In 1998, Williams averaged 21.9 points and 11.5 rebounds for the ABL's Portland Power and also was a member of the gold medal-winning U.S. world championship team. In Utah, she joins a team that tied for last place in the Western Conference with an 8-22 record. The Starzz were eighth in the 10-team league in attendance and were one of four teams that drew bigger crowds on the road (an average of 11,187) than at home (8,104).
"My mother probably got more calls than anyone else after I was drafted," said Williams, who estimates she has close to 150 family members living in the Salt Lake City area. "Everyone was real excited that I was picked. My family has already bought 20 season tickets."
Her family and fans can watch her team with 7-foot-2 Margo Dydek, 6-5 Elena Baranova and 6-2 Wendy Palmer to form one of the league's most imposing front courts. Palmer (13.5 points), Dydek (12.9) and Baranova (12.9) were the team's leading scorers last season and will only benefit from the 6-2 Williams's presence.
Although Williams earned her national reputation while competing outside of Utah, she remains popular in her home state. Williams attended Taylorsville High, located 15 minutes outside of Salt Lake City, and graduated in 1989 after leading the Warriors to state volleyball and basketball titles as a senior.
She left Utah for UCLA, where she became an all-American in volleyball and basketball and was named the Pac-10's athlete of the decade in both sports. On the UCLA athletics Internet site, the 1994 graduate can still be found on the list of "UCLA's Fabulous Alumni," along with Kareem Abdul-Jabbar, Carol Burnett and James Dean.
In 1996, she and NFL Hall of Famer Merlin Olsen were named Utah's athletes of the century, based on fan voting.

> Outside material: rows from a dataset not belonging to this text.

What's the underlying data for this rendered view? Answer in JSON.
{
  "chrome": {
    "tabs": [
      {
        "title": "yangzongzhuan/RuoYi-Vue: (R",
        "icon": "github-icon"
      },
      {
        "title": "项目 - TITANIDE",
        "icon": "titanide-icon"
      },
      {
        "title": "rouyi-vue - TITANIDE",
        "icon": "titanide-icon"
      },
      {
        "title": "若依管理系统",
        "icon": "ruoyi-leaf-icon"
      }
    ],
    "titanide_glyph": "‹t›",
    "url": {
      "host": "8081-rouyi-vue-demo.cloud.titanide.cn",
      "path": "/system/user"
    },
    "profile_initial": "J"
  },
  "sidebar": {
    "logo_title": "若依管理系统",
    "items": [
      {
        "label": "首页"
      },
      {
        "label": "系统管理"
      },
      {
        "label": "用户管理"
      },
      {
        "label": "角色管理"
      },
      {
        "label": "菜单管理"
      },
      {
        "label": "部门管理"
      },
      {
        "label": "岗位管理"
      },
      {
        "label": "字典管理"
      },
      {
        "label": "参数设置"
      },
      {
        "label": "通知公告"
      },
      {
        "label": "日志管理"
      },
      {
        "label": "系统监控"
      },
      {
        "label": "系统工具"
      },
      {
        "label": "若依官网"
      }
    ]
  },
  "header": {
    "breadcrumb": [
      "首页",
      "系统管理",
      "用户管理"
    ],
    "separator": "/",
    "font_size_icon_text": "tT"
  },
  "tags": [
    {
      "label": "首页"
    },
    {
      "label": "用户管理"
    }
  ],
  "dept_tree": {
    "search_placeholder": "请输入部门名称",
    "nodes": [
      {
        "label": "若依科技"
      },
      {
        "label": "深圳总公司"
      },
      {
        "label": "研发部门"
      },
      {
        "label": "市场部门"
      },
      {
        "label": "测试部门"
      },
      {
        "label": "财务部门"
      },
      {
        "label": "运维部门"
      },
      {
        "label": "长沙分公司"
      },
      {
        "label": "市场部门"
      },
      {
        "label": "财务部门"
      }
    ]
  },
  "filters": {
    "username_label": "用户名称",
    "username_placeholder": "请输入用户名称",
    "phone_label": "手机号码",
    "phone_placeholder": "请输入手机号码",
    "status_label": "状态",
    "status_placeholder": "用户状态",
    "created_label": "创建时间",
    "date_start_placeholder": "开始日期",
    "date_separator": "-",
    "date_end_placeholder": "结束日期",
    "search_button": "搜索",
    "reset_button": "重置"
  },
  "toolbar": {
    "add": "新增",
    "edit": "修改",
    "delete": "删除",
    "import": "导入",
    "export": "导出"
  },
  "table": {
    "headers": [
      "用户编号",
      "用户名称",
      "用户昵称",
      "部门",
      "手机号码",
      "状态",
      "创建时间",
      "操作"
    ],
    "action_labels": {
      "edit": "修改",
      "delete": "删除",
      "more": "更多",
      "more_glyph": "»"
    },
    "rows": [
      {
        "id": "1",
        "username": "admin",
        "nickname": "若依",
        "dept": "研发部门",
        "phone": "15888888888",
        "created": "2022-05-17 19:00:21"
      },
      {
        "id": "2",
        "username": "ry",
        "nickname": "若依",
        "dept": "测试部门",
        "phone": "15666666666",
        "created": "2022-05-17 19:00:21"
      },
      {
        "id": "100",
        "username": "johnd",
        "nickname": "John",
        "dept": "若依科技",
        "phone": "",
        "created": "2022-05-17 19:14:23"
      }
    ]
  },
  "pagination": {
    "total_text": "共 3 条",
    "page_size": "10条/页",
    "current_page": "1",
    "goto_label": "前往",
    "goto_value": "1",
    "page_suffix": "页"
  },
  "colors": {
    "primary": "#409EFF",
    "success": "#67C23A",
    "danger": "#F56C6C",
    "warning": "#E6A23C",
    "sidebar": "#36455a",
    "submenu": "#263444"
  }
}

Layden said Williams's presence has increased local interest in the Starzz, and Utah's Palmer has noticed the increased attention.
"People are definitely excited. Any time you have a player coming home, people get excited," said Palmer, a North Carolina native who went on to star at the University of Virginia. "The fans have someone to relate to now. A lot of us [players] are imported in; [the fans] didn't watch us in college. With Natalie, they watched her growing up, and they followed her when she went away to college and the national team."
In a 76-71 preseason loss at Washington on May 22, Williams scored Utah's first seven points and finished with a team-high 18 points on 7-of-11 shooting. She was virtually unstoppable inside, using her 200-pound frame to muscle to the basket.
Williams also showed some of the physical play that will inevitably lead to comparisons with another MVP playing in Utah, the Jazz's Karl Malone (who, incidentally, has Starzz season tickets). At one point in the first half against the Mystics, Williams grabbed a rebound and as she turned to make the outlet pass, she sent Washington's Rhonda Blades, a 5-7, 137-pound guard, tumbling to the floor.
"Karl has always been someone I've looked up to. I've been watching him since I was 15 years old," said Williams, who first met Malone when she attended one of his public appearances while she was in high school. Three months ago, she ran into him again, while working out after the ABL had folded.
"He said he hoped that Utah got me because they needed a powerful player in the post," she said. "That really made me feel good; it was a big compliment, coming from `The Man.' I like to be very aggressive in the post area; he's the same way."